A hacking group best known for breaking into top-tier technology companies Apple, Facebook and Twitter more than two years ago is now believed to be one of a handful of highly skilled independent gangs pursuing corporate secrets for profit.
According to new research from the largest U.S. security software vendor, Symantec Corp, the group appears to be among the few that display significant talent without backing from a national government. The group stays below the radar with a small number of carefully targeted attacks.
“They are very focused, wanting everything valuable from the top companies of the world,” said Vikram Thakur, a Symantec senior manager. “The only way they could use it, in our opinion, is through some financial market or by selling it.”

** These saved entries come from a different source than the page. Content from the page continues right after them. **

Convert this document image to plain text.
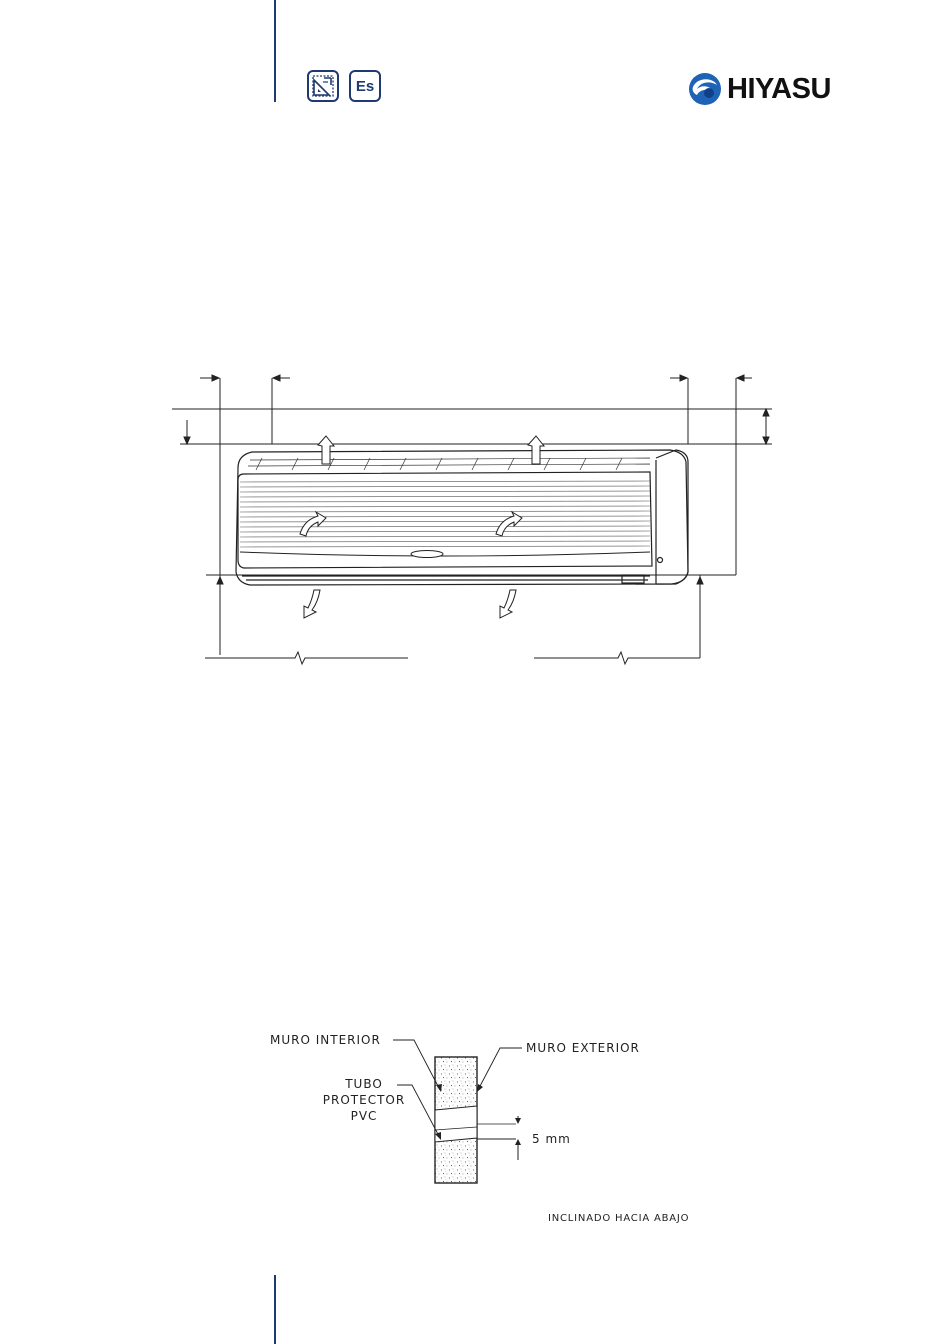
Es	HIYASU
MURO INTERIOR
MURO EXTERIOR
TUBO
PROTECTOR
PVC
5 mm
INCLINADO HACIA ABAJO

Symantec said its group, which it calls Morpho, dropped out of sight for months after press accounts of the Silicon Valley breaches in early 2103 shone a light on their techniques, which included use of a previously unknown "zero-day" flaw in Oracle’s Java platform.
In a paper being released Wednesday, Symantec said Morpho came back from its absence to breach a small number of additional technology companies. It has also gone after the pharmaceutical industry and airlines, typically hitting multiple competitors in a sector and infecting a very few machines, usually in the research departments.
Morpho has breached about 49 organizations that Symantec knows about since 2012, with the number penetrated each year rising to 14 by 2015. The United States, Europe and Canada have the most victims.